Smoke plumed out of the Mountain Road home as a group of Concord firefighters stood outside, high-pressure hoses aimed at second-story windows.

People driving by slowed their cars to watch the spectacle at the intersection of Sewalls Falls and Mountain Road, where a row of emergency vehicles was parked.

But the crew wasn’t there to fight a real fire.

The Concord Fire Department was using the house – set to be torn down next week – to train a group of nine first-year firefighters on best practices in fire containment and rescue, Battalion Chief Aaron McIntire said.

The department used theatrical smoke made of water vapor – commonly used at concerts and theater performances – to create the illusion of smoke so they could practice drills in an obscured environment similar to that of a real fire, McIntire said.

They used saws to cut holes in the house’s roof for smoke ventilation, practiced victim removal from the home’s windows on ladders and checked for hidden fires in walls, just as they would in a real fire situation, McIntire said. The team practiced from about 8 a.m. to 3 p.m.

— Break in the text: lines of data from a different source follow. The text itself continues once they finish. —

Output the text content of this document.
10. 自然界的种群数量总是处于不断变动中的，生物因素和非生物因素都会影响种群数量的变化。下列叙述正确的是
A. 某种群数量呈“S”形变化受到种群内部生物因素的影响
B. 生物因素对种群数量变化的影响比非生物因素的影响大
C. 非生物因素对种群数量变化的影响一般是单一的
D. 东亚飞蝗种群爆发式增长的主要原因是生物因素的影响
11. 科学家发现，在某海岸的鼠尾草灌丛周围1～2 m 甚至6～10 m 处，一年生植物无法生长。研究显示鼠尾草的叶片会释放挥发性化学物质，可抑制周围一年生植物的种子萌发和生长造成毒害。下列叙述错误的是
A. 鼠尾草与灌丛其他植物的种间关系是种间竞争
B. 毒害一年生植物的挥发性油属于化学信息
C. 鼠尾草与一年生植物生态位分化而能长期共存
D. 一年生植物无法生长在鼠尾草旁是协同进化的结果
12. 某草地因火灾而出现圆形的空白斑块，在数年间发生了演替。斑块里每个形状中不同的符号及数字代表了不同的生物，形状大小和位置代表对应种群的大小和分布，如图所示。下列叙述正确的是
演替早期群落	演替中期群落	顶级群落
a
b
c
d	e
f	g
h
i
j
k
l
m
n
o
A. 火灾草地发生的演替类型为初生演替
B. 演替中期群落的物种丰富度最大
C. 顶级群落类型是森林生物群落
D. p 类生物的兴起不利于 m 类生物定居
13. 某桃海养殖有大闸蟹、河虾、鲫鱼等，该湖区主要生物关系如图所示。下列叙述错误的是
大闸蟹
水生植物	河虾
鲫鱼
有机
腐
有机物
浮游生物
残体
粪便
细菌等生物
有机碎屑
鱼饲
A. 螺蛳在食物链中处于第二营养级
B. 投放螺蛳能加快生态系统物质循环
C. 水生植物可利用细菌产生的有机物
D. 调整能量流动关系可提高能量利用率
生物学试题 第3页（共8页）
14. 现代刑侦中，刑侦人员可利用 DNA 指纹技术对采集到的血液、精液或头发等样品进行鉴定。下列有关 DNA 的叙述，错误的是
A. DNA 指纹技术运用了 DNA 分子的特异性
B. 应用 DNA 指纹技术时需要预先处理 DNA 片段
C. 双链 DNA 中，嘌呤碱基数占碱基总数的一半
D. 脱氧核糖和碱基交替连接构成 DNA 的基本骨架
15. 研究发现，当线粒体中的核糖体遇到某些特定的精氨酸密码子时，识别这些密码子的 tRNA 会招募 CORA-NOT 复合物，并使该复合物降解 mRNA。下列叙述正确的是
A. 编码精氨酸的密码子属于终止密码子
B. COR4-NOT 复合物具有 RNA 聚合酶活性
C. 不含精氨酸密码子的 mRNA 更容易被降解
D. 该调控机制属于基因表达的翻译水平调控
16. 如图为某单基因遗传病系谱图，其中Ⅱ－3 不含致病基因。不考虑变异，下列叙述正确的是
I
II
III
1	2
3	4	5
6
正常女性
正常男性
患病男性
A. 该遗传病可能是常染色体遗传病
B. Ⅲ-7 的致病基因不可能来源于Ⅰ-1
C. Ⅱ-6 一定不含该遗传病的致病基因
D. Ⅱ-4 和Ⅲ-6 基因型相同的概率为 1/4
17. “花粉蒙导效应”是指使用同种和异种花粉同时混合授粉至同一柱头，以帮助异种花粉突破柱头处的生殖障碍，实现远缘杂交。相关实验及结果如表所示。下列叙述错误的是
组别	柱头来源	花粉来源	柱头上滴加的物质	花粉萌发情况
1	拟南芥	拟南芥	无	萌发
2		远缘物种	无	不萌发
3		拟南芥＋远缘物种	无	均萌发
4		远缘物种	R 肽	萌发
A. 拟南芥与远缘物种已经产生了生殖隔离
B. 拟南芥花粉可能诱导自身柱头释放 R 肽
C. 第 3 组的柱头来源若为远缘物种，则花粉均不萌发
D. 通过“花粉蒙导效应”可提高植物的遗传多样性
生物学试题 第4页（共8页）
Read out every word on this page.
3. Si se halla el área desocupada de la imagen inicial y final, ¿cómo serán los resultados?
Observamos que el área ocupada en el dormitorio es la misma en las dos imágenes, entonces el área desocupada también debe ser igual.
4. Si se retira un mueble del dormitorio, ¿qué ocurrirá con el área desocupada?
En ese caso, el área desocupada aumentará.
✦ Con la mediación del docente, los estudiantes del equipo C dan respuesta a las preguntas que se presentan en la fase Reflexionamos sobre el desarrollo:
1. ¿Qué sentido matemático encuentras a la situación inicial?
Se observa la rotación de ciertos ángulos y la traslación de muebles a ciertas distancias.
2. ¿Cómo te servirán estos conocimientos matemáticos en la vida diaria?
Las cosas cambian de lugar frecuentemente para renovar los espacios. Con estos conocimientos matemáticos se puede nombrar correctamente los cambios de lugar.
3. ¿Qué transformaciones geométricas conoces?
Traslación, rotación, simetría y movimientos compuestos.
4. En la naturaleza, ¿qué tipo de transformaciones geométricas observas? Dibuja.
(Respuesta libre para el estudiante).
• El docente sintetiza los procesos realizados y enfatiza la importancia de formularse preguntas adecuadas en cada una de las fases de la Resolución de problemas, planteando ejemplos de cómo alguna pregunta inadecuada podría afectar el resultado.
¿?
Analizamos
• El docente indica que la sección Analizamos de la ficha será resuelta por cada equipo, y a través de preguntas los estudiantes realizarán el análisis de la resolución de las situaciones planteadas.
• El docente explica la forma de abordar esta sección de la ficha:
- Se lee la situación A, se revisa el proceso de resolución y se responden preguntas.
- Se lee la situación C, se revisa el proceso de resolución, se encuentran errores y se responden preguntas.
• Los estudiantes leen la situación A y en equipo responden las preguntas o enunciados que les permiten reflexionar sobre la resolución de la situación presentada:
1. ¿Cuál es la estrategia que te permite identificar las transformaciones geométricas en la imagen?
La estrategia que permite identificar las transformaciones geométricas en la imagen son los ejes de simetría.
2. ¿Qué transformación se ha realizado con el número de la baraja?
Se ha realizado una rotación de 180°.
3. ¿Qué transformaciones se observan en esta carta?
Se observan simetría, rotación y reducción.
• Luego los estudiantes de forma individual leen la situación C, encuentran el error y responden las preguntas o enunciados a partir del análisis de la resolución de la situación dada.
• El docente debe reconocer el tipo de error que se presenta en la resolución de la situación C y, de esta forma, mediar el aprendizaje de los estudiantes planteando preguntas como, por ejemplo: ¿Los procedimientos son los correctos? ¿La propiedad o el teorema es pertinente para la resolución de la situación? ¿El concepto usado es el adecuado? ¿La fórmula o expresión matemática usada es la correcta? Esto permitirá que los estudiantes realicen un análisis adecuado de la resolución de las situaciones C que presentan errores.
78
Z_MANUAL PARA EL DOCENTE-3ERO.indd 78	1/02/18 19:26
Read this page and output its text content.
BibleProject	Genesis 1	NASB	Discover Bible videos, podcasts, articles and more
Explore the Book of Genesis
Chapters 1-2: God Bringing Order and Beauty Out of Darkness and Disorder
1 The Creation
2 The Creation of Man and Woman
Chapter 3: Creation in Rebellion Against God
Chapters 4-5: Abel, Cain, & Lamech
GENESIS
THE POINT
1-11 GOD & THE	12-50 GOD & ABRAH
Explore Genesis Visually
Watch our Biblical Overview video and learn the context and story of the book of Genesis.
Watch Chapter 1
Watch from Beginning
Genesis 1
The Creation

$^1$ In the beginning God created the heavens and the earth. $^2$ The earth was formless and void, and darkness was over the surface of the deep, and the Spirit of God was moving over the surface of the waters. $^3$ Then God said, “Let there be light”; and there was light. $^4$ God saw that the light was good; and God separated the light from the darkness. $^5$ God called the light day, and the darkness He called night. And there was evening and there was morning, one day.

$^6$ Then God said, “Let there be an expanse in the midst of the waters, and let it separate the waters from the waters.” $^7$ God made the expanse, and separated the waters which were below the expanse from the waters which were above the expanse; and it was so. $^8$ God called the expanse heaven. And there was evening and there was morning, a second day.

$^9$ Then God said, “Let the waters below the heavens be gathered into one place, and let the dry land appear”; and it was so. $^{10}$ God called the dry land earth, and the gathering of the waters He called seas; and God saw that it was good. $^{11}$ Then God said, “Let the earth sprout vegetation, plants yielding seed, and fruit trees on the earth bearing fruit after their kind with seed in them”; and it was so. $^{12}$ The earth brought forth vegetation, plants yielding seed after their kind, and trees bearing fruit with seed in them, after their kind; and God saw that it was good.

The Concord Fire Department has been working with the property owner, contractor and demolition company since September to reach an agreement that would enable firefighters to practice at the site.

Tuesday’s crowd-drawing exercise wasn’t the first time the house was in the spotlight.

This particular house came to national attention last year when a film was made about Linda Bishop, a woman who died there in 2008. Bishop struggled with mental illness for many years and lived in the house without anyone knowing. Her body was discovered long after she died. Her story was the subject of a nationally touring film, God Knows Where I Am.

The department is notified anytime someone in the city applies for a demolition permit, McIntire said. It’s not too often they are able to do a “live training,” but they take advantage when they can, he said.

McIntire said he spent a large part of the day telling concerned onlookers that there was no fire at the site, and that the smoke and safety maneuvers were all part of training.

“It always draws a little bit of a crowd when people see fire apparatus in front of the buildings,” he said. “Especially in a fairly busy intersection like the one we were working at today.”